Saturday, December 16, 2017

The Right's Desperate Assault on Robert Mueller


When I left the Republican Party years ago I learned how quickly "friends" can turn on you once you suddenly are dreamed "other" or the opposition.  I went from being respected for "doing my homework and never going off half-cocked" to being dragged through the model not the least for the "lifestyle" I had chosen.   It was ugly and save for one of my "friends" in the Virginia Beach delegation to the Virginia General Assembly I never received an apology - not even after Ed Schrock was "outed" by Mike Rogers, something all of them, including Bob McDonnell had been told about in advance.   Now, on a much grander scale it is Robert Mueller's turn to feel the wrath of Republican more concerned about protecting their own or their own ties to power than the best interests of the nation or simply morality and the rule of law.  And what drives such vicious attacks?  Personally, I suspect that many know that Mueller is on the verge of exposing crimes committed by the Trump/Pence campaign  and/or are fearful that their own prior knowledge of such crimes may come to light.  Andrew Sullivan looks at both the data that shows a majority of Americans oppose the GOP backed cancer and the vengeance Mueller is under unjustified attack.  Here are highlights:
I have three sites tucked away to check when I’m having a bad Trump day. There’s the Gallup approval chart, FiveThirtyEight’s poll of polls, and Real Clear Politics’ graphic of Trump polling. They sit there like little squares of visual Xanax whenever the anxiety of living in a country run by a delusional rage-aholic gets a bit too much. And they’re all looking good. Squinting at Nate’s blurry orange and green, it looks to me as if the gulf between approval and disapproval is widening still further. . . . And then Virginia and now Alabama. And the Democratic flood of potential candidates for 2018, especially women.

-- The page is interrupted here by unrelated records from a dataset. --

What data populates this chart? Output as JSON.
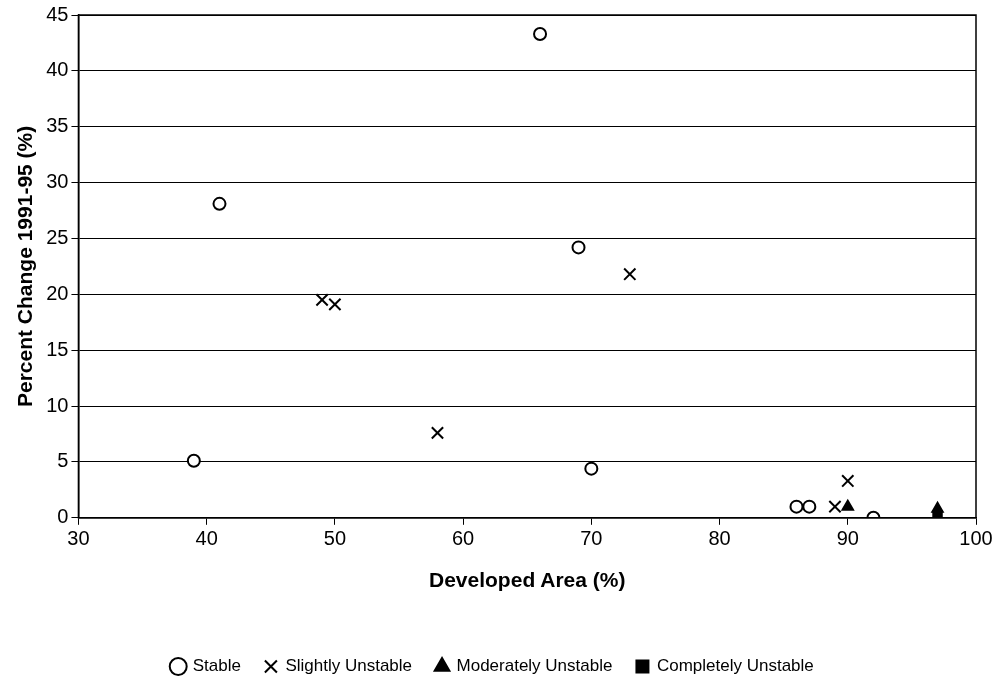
{
  "chart_data": {
    "type": "scatter",
    "xlabel": "Developed Area (%)",
    "ylabel": "Percent Change 1991-95 (%)",
    "xlim": [
      30,
      100
    ],
    "xticks": [
      30,
      40,
      50,
      60,
      70,
      80,
      90,
      100
    ],
    "ylim": [
      0,
      45
    ],
    "yticks": [
      0,
      5,
      10,
      15,
      20,
      25,
      30,
      35,
      40,
      45
    ],
    "grid": "y",
    "legend": "bottom",
    "series": [
      {
        "name": "Stable",
        "color": "#000000",
        "marker": "circle",
        "x": [
          39,
          41,
          66,
          69,
          70,
          86,
          87,
          92
        ],
        "values": [
          5.1,
          28.1,
          43.3,
          24.2,
          4.4,
          1,
          1,
          0
        ]
      },
      {
        "name": "Slightly Unstable",
        "color": "#000000",
        "marker": "cross",
        "x": [
          49,
          50,
          58,
          73,
          89,
          90
        ],
        "values": [
          19.5,
          19.1,
          7.6,
          21.8,
          1,
          3.3
        ]
      },
      {
        "name": "Moderately Unstable",
        "color": "#000000",
        "marker": "triangle",
        "x": [
          90,
          97
        ],
        "values": [
          1,
          0.8
        ]
      },
      {
        "name": "Completely Unstable",
        "color": "#000000",
        "marker": "square",
        "x": [
          97
        ],
        "values": [
          0.2
        ]
      }
    ]
  }
}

And yet this still feels like a phony oasis. A huge majority of Republicans stuck with Moore and Trump last Tuesday. And we’ve learned one new and sickening thing this past month: Republican tribalism demands that the Mueller investigation be aggressively smeared in advance, its findings preemptively discredited, and its lawyers smeared for political loyalties, even when there is no evidence that this is affecting the special counsel’s work. In much of Trump media, Mueller’s alleged corruption and bias are fast becoming an article of faith. Night after night on Fox, it’s an endless diatribe against the special counsel, a constant drumbeat of propaganda about a “tainted probe.”

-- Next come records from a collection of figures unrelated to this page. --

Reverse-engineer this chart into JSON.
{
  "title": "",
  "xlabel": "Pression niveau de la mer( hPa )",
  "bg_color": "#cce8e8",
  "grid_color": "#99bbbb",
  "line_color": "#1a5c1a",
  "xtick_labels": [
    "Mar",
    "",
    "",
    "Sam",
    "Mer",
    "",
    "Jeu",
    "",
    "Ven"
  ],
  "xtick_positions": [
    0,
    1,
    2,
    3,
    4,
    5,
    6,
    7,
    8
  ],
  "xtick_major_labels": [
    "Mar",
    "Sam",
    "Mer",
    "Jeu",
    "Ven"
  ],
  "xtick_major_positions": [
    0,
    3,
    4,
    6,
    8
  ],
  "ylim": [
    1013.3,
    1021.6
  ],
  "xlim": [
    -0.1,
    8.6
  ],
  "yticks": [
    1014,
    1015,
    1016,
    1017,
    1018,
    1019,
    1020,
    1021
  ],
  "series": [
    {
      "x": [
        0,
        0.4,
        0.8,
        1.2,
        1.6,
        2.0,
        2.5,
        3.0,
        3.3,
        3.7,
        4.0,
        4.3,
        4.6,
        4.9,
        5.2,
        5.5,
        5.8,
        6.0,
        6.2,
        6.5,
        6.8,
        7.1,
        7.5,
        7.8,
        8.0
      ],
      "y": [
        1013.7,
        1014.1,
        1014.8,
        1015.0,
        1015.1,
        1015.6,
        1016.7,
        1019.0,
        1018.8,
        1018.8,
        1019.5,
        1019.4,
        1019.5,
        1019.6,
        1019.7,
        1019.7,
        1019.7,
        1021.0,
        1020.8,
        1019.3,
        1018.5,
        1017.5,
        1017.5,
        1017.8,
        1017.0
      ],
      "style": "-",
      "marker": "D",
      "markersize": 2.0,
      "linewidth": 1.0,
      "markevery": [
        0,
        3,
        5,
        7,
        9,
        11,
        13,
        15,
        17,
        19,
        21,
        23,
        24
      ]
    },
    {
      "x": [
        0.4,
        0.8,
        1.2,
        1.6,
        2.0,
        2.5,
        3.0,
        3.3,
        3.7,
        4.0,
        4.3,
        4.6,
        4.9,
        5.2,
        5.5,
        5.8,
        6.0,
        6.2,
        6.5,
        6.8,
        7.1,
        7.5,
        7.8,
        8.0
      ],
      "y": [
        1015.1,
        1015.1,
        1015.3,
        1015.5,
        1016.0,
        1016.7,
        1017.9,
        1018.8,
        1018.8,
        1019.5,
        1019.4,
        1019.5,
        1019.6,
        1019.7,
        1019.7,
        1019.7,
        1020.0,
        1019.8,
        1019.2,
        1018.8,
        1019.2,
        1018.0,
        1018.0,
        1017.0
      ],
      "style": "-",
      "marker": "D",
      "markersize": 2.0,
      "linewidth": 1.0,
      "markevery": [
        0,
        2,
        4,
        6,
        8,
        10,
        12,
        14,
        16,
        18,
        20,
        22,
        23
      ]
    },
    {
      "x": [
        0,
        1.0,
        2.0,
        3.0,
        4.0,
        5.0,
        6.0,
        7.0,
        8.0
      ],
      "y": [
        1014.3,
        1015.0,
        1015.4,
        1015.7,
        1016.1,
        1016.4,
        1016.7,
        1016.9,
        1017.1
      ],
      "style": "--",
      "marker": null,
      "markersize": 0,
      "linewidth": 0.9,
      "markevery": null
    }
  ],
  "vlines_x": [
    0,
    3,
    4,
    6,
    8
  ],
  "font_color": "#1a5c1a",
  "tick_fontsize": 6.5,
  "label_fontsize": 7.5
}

The House Judiciary Committee’s grilling of Rod Rosenstein this week also revealed a near-universal Republican consensus that the investigation is rigged. E.J. Dionne recently noted “the statement of Rep. Jim Jordan, R-Ohio, that if every member of Mueller’s team who was ‘anti-Trump’ were kicked off, ‘I don’t know if there’d be anyone left.’” Jordan also declared that “the public trust in this whole thing is gone.” Ben Wittes is rightly worried that the House Republicans “are braying for actions inimical to the very idea of independent law enforcement. They are doing it about someone, Mueller, with whom they have long experience and about whom they know their essential claims to be false.”

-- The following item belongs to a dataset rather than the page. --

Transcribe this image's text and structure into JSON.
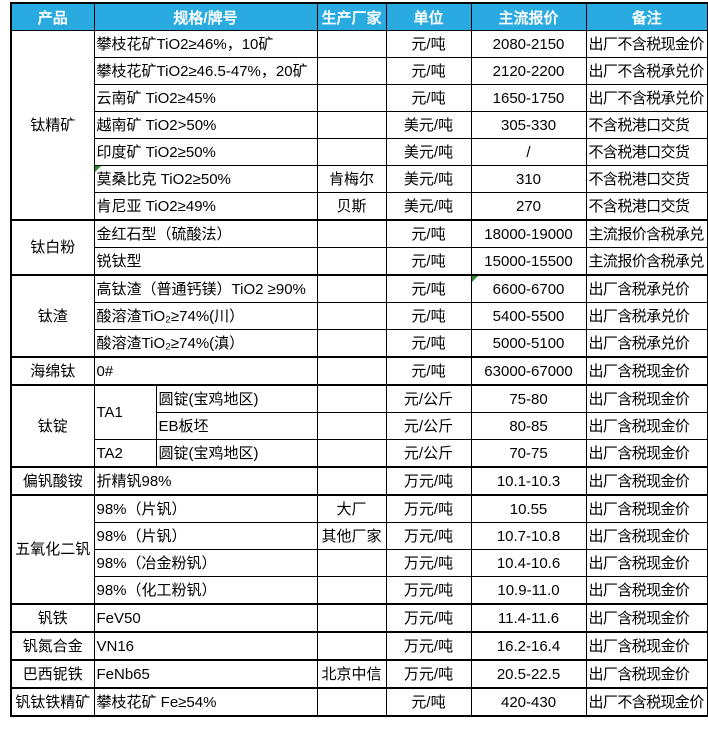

The best news from Alabama is that the right’s strategy of constantly upping the ante, of mainlining tribalism so that the completely indefensible becomes a badge of honor, has reached an apparent limit. It took an alleged teen predator with contempt for the Constitution and nostalgia for the Confederacy to get us there, but we now know there is some kind of backstop. And so if Trump decides to wage war against Mueller, and pits his own ego against bedrock principles of the rule of law, there’s a chance he won’t quite get away with it. About a 51–49 chance. Our system of government — whatever today’s polling numbers — is hanging by roughly that margin.  And they say Alabama was a nail-biter.
For now, the majority of Americans seem to recognize the cancer in the GOP and White House.  Let's hope that continues and that November, 2018, sees a historic bloodbath for the GOP.  A blood bath that will set the stage for the removal of Trump and Pence and a decades long permanent minority status for the GOP.